QED: A Framework and Dataset for Explanations in Question Answering
This work addresses the need for debuggability and trust in QA systems, though it is incremental as it builds on existing datasets and methods.
The authors tackled the problem of making question answering systems more transparent by proposing QED, a framework for generating explanations based on formal semantics, and created an annotated dataset from Google Natural Questions. They reported that training on QED data improved QA performance and that explanations helped untrained raters spot errors in a neural QA baseline.

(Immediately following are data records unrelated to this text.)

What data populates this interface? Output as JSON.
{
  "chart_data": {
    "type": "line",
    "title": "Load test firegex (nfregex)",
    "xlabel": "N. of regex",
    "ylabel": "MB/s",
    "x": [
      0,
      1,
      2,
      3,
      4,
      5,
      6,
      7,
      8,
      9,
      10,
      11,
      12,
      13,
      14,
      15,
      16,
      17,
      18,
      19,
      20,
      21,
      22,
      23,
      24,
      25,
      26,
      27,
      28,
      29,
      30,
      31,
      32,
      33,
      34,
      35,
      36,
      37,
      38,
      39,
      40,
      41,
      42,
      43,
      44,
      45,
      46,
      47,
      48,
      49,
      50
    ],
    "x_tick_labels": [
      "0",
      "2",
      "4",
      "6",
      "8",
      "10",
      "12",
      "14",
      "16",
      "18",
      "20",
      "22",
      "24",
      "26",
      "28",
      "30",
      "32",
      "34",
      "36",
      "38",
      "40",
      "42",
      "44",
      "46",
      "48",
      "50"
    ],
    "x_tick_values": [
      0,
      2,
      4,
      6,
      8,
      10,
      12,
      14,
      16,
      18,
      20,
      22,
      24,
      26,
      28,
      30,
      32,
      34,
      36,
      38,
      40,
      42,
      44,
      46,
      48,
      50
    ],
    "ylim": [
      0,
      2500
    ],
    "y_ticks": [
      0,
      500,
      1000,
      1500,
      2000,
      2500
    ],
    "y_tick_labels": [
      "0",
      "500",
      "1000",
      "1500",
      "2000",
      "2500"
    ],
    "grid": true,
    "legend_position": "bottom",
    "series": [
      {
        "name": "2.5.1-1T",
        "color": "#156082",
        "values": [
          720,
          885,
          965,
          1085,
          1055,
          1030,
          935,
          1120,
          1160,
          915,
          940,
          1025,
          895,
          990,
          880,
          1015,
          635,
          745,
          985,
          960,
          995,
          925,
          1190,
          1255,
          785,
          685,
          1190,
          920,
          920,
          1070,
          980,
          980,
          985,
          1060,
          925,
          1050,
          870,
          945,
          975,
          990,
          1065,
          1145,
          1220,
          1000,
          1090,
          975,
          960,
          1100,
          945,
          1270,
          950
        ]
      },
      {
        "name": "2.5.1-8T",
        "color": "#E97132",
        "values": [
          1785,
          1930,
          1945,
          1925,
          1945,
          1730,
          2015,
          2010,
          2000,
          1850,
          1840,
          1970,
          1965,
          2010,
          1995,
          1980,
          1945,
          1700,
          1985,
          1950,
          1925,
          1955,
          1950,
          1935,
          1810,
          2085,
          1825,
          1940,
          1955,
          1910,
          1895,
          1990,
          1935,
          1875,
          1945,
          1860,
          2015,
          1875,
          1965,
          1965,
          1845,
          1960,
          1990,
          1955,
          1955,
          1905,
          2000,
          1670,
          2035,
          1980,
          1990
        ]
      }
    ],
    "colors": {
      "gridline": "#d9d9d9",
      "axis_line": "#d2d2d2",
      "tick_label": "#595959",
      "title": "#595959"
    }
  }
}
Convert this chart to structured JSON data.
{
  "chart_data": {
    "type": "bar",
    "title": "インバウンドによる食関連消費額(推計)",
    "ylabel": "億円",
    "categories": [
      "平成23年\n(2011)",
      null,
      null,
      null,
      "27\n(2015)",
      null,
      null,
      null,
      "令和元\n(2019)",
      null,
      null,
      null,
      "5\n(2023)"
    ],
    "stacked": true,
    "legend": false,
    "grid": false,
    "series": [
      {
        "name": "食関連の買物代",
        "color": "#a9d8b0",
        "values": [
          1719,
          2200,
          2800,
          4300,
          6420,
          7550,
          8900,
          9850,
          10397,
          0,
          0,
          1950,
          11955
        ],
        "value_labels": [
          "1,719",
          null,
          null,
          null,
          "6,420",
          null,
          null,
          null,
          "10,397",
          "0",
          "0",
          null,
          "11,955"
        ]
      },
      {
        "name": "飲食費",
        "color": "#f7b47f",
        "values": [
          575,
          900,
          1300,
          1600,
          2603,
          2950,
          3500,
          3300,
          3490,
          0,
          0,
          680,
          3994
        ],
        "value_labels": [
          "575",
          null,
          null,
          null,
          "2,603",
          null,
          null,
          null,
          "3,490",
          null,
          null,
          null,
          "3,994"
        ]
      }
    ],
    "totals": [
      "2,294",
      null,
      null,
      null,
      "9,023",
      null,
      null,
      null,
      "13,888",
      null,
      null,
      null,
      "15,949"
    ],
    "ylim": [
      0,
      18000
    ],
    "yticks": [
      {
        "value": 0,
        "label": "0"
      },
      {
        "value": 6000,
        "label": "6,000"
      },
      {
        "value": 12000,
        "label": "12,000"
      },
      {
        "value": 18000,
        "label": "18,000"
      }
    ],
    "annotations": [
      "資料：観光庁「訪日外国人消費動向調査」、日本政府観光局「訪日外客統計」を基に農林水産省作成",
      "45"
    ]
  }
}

A question answering system that in addition to providing an answer provides an explanation of the reasoning that leads to that answer has potential advantages in terms of debuggability, extensibility and trust. To this end, we propose QED, a linguistically informed, extensible framework for explanations in question answering. A QED explanation specifies the relationship between a question and answer according to formal semantic notions such as referential equality, sentencehood, and entailment. We describe and publicly release an expert-annotated dataset of QED explanations built upon a subset of the Google Natural Questions dataset, and report baseline models on two tasks -- post-hoc explanation generation given an answer, and joint question answering and explanation generation. In the joint setting, a promising result suggests that training on a relatively small amount of QED data can improve question answering. In addition to describing the formal, language-theoretic motivations for the QED approach, we describe a large user study showing that the presence of QED explanations significantly improves the ability of untrained raters to spot errors made by a strong neural QA baseline.